Lee emphasized he needs to determine even in a settlement whether there’s an appropriate class to certify given that athletes are waiving their rights to proceed seeking personal-injury damages as a class. Lawyers for the NCAA and the plaintiffs argued past cases allow for a “hybrid settlement.”
Lee set the next hearing for Sept. 19. The plaintiffs will file a memo by Aug. 8. Edelson has until Aug. 28 to file an objection to the settlement.
Union activist criticizes settlement
Ramogi Huma, executive director of the National College Players Association, said the settlement has “red flags written all over it.” Huma said the NCAA’s “shameful handling of concussions” is the primary reason he is trying to unionize college sports.
Huma said protections mentioned in the settlement for athletes moving forward would be suggested guidelines that are unenforceable.

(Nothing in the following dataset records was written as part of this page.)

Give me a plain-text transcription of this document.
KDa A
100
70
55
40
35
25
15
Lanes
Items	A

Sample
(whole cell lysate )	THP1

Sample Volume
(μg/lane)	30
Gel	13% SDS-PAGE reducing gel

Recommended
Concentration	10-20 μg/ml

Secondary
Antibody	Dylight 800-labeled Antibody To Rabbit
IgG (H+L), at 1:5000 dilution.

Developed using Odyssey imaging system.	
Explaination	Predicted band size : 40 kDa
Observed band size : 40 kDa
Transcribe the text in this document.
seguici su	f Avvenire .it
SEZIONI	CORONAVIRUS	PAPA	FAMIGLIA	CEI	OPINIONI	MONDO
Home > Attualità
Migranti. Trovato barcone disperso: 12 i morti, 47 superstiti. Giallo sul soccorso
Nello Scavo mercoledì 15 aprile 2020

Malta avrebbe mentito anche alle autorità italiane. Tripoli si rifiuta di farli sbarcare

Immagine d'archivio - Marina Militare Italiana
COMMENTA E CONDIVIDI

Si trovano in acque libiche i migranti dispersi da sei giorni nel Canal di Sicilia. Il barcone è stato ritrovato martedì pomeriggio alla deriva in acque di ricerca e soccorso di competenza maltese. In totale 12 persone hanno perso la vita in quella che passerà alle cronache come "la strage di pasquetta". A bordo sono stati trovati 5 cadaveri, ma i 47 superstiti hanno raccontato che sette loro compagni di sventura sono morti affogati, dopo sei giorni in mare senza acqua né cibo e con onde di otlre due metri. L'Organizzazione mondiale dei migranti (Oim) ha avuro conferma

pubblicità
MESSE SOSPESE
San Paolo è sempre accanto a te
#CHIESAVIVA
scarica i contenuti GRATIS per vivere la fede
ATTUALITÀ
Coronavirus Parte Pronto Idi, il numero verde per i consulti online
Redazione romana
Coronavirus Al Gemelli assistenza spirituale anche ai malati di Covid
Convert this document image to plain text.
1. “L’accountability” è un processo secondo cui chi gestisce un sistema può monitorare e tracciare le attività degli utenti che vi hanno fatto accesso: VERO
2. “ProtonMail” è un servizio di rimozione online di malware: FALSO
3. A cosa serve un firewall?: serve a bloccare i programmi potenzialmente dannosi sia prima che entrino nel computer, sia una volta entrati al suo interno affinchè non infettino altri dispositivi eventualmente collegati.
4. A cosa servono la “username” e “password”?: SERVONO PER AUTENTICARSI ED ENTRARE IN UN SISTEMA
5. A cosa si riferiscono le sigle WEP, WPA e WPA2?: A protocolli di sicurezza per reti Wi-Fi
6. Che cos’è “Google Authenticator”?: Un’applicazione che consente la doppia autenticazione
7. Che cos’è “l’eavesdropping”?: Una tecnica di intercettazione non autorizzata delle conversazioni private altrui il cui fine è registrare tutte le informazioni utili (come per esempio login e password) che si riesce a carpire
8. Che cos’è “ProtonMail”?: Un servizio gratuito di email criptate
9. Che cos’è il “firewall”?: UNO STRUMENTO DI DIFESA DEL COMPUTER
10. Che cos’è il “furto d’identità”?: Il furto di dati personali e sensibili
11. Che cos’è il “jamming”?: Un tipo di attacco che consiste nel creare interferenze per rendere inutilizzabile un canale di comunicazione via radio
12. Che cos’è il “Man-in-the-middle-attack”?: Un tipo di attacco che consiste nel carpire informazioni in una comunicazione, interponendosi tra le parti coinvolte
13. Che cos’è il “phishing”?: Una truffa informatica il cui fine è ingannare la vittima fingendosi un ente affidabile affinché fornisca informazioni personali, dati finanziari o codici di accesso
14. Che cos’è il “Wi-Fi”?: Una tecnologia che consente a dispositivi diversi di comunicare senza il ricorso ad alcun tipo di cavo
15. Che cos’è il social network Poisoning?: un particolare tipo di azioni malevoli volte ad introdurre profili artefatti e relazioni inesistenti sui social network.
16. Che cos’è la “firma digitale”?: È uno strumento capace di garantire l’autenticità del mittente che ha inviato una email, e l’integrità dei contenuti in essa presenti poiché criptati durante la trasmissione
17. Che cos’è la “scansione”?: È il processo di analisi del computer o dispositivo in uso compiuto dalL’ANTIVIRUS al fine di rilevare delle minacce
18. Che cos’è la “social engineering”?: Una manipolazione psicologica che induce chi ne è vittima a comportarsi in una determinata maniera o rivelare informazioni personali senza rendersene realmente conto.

Under terms of the settlement, the NCAA executive committee would recommend that the governing bodies of Division I, II and III pass legislation requiring member schools to certify they have a concussion management plan that meets the settlement’s requirements.
“There’s a reporting mechanism that the schools have to report to the NCAA that they’re in compliance, and they have to give a yearly report on the number of concussions they treated,” Berman said. “So there’s real teeth in this.”
NCAA spokeswoman Stacey Osburn said the association is working through details on funding sources for the settlement, but they are expected to include payments from NCAA insurance carriers. Big Ten commissioner Jim Delany said his understanding is that more than 90 percent of the money would come from insurance carriers, with some small amount of NCAA reserve money going toward research.
Delany said the proposed settlement is a good outcome by mitigating the damages claims.
“Individuals can certainly pursue their own cause of action if there’s a cause of action,” Delany said. “I think it’s a good outcome where you can settle and you can provide something that’s not there now for future athletes. It makes people more aware. I think somebody noted, well, maybe Ohio State and Southern Cal are doing these things. But there’s thousands and thousands of athletes at a thousand schools so this probably ups the standards for everybody.”
Delany said college sports leaders and health officials are attempting to do the best they can with incomplete information about concussions. “Right now we’re acting a little bit in the dark because there are 38 different definitions of what concussion is,” Delany said.
In the short term, the NCAA and the plaintiffs’ lawyers will try to sell a settlement that’s already been met with some opposition. Finalizing the settlement could take several months and may not be easy.
CBS News contributed to this report.